When I work with doctors who treat brain cancers in children, I hear stories from them and from patients’ families firsthand. The toxicity these children receive is devastating. We need to have better treatments for these kids. We need treatments to be more targeted so they will be less toxic and more effective. That’s what my lab is working on.”
The SHH protein’s signal is relayed inside the cell like a game of telephone, with the “players” being chains of molecules that pass the message across the SHH signaling pathway. Errors along that pathway have been linked with cancer and birth defects. In fact, 30% of all medulloblastoma cases are due to errors in this SHH signaling pathway.
Two promising new drugs to treat medulloblastoma, vismodegib and sonidegib, are being studied in clinical trials. These compounds are more targeted, and, therefore, less toxic than the current chemotherapy. Unfortunately, they seem to only temporarily halt the growth of the cancer. Many patients eventually had their tumors recur, and they were untreatable.

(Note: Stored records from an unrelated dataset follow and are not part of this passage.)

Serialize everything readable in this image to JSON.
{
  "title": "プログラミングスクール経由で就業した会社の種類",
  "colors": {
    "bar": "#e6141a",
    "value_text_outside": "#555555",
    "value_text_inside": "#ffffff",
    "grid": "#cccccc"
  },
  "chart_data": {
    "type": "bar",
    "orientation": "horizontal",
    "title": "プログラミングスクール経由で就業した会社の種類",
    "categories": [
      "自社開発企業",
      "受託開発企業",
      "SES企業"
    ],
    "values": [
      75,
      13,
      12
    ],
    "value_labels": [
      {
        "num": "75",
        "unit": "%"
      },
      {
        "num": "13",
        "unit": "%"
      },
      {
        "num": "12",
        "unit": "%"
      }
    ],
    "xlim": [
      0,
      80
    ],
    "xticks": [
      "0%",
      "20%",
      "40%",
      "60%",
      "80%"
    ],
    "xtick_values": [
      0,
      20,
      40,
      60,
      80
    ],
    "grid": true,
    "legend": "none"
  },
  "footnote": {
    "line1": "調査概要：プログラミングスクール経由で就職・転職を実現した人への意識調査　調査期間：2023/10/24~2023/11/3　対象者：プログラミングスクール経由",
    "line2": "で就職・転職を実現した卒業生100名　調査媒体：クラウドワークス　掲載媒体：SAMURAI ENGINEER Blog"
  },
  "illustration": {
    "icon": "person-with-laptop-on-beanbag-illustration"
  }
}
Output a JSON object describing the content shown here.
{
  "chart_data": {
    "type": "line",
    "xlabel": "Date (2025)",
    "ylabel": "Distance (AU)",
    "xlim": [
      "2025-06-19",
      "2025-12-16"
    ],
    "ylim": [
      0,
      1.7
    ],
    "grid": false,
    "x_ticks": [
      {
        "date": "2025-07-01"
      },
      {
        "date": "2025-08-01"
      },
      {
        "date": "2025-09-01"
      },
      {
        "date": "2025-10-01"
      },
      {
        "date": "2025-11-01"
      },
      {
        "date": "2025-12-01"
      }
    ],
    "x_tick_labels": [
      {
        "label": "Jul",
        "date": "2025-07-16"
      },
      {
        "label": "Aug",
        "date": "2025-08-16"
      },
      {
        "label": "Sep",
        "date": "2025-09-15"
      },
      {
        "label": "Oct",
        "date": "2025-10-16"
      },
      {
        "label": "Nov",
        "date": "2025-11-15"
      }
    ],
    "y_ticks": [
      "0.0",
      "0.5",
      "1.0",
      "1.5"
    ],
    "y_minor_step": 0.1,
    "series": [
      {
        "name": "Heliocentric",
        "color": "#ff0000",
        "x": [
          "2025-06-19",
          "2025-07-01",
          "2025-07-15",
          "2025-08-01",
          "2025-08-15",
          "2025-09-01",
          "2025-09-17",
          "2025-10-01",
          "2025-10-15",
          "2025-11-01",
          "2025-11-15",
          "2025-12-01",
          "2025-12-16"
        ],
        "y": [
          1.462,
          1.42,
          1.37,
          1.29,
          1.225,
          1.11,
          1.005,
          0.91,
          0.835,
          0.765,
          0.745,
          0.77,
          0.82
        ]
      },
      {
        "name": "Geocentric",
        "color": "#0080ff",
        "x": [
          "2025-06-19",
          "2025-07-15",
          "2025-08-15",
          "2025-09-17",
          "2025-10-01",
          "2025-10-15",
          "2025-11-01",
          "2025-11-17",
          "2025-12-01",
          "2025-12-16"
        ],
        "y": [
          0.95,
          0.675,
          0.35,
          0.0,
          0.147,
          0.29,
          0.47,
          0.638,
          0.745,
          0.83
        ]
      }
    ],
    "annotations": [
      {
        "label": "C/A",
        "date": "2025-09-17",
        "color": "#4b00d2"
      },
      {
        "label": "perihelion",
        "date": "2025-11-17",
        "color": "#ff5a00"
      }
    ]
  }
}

Rodriguez-Blanco’s team discovered that the target for these drugs promoted a problem that led to treatment resistance and allowed the tumor to start growing again. They specifically found a subset of tumor cells that has the ability to escape targeted therapeutics and allow the growth of aggressive, recurrent disease.
When they tested moving the drug target further away from the signal’s starting point, they discovered that the tumor not only became smaller, but also less aggressive. Therefore, in mice, the tumors were no longer able to regrow.
Due to the very low survival of children with recurrent brain tumors, understanding biological mechanisms that cause medulloblastoma relapse will pave the way for the development of improved treatments. We need treatments that are less toxic, and we want to make sure that they are longer lasting. In the future, that could mean renewed hope for children with this type of medulloblastoma.